As the risk of higher interest rates continue to abate and limited options remain for investors seeking companies not dependent on a strong economy for growth, attention has increasingly turned to biotech as one viable alternative. Despite respectable returns in January and February, the sector continued its advance in March, buoyed as this realization set in.
Allocation to biotech was further amplified by the hysteria around the inversion of the US yield curve, signalling too-tight monetary policy in the last bastion of growth in an anemic growth world. This phenomenon was quantified in a recent Raymond James report3 on March 26th highlighting the propensity of biotech to outperform the market from the point of yield curve inversion.
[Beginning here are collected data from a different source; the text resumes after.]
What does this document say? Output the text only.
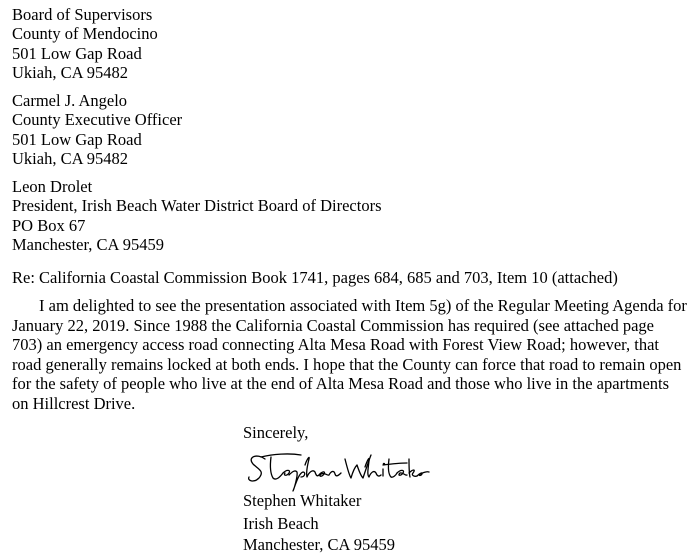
Board of Supervisors
County of Mendocino
501 Low Gap Road
Ukiah, CA 95482
Carmel J. Angelo
County Executive Officer
501 Low Gap Road
Ukiah, CA 95482
Leon Drolet
President, Irish Beach Water District Board of Directors
PO Box 67
Manchester, CA 95459
Re: California Coastal Commission Book 1741, pages 684, 685 and 703, Item 10 (attached)
I am delighted to see the presentation associated with Item 5g) of the Regular Meeting Agenda for January 22, 2019. Since 1988 the California Coastal Commission has required (see attached page 703) an emergency access road connecting Alta Mesa Road with Forest View Road; however, that road generally remains locked at both ends. I hope that the County can force that road to remain open for the safety of people who live at the end of Alta Mesa Road and those who live in the apartments on Hillcrest Drive.
Sincerely,
Stephen Whitaker
Irish Beach
Manchester, CA 95459
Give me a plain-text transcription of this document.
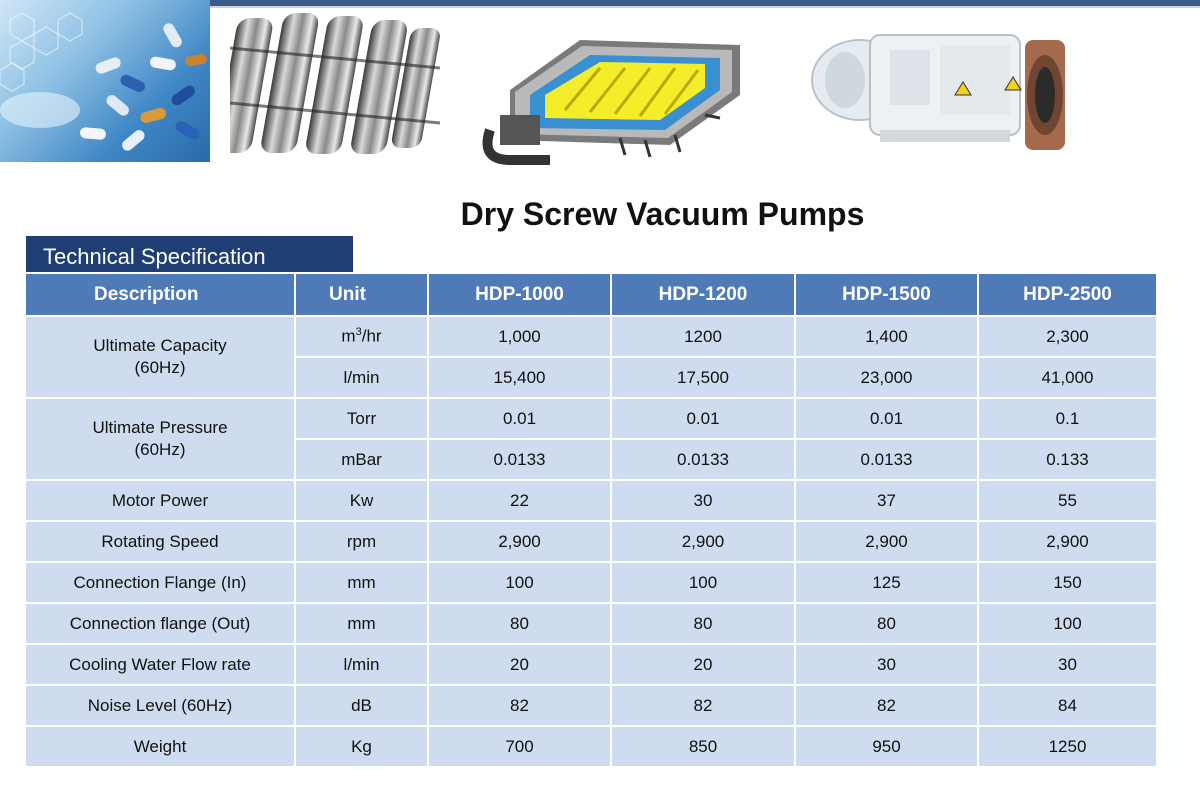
Dry Screw Vacuum Pumps
Technical Specification
Description	Unit	HDP-1000	HDP-1200	HDP-1500	HDP-2500

Ultimate Capacity
(60Hz)	$m^3/hr$	1,000	1200	1,400	2,300
	l/min	15,400	17,500	23,000	41,000

Ultimate Pressure
(60Hz)	Torr	0.01	0.01	0.01	0.1
	mBar	0.0133	0.0133	0.0133	0.133
Motor Power	Kw	22	30	37	55
Rotating Speed	rpm	2,900	2,900	2,900	2,900
Connection Flange (In)	mm	100	100	125	150
Connection flange (Out)	mm	80	80	80	100
Cooling Water Flow rate	l/min	20	20	30	30
Noise Level (60Hz)	dB	82	82	82	84
Weight	Kg	700	850	950	1250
The study was further corroborated by a Bernstein report4 highlighting that healthcare had delivered positive returns six months and 12 months in each of the past five curve inversions dating back to November 1980. While every recession has been preceded by an inversion, not every inversion has led to a recession. The inversions in 1989 and 1998 led to explosive forward returns for biotech, even as other sectors floundered.
For March, the Next Edge Bio-Tech Plus Fund (the “Fund”) Class A Units advanced +3.05% and the Class F Units +3.15% versus +0.32% for the Fund’s Benchmark. For the first quarter and year-to-date, the Class A Units advanced +35.81%1 and the Class F Units +36.18%1, more than doubling the +15.40% advance for the Nasdaq Biotech Index (^NBI).
3. Raymond James U.S. Research, Biotechnology – March 26, 2019
4. Bernstein U.S. Portfolio Strategy – March 26, 2019
IS A REBOUND IN BIOPHARMA M&A UNDERWAY?
2018 experienced the lowest level of BioPharma M&A in a decade, despite the expectation that tax repatriation would lead to a plethora of activity. Instead, most large-cap BioPharma companies spent that windfall on stock repurchases. In contrast, 2019 is unfolding differently. We are seeing a rebound in BioPharma spending on pipeline rebuilding through M&A and collaborations, which has significantly benefitted the Fund. In expectation of more activity ahead, the late-phase biotechs we focus on are among the best performing companies in the sector year-to-date.
PERCENT OF STOCKS ABOVE 200-DMA SUGGEST STILL EARLY IN NEW ADVANCE
The percent of the +200 companies in the Nasdaq Biotech Index (^NBI) trading above their 200-day moving average declined to 8% in late December from 60% in August. The Nasdaq Biotech Index (^NBI) typically makes multi-year bear market lows when this reading dips below 10%, as it did in 2002, 2008 and 2016. Each episode as followed by years of positive returns. Historically, this measure achieves a reading of 80% to 90% before a new advance rests.
For 29 months between July 2016 and October 2018, this indicator oscillated between 40% at the bottom of the range and 65% to 70% at the top of the range. Despite the 2019 rally, this reading has moved up only to the bottom or oversold reading of the past 2.5 years. This suggests there is plenty of room for the rally to stair-step upward in the months ahead before any semblance of an overbought reading is achieved.
COMPOSITION OF HOLDINGS FOR MARCH 29, 2019
The increase in cash holdings in February to 12% was attributable to monetizing the two holdings that received takeover offers, Spark Therapeutics Inc. (ONCE) and Clementia Pharmaceuticals Inc. (CMTA), and was redeployed in March, adding to existing positions and initiating three new positions. As a result, cash decreased to 7%.
The increase in the weight of Canadian Holdings from 49% to 53% is due to financing new Fund investments. US positions increased from 39% to 40% due to appreciation.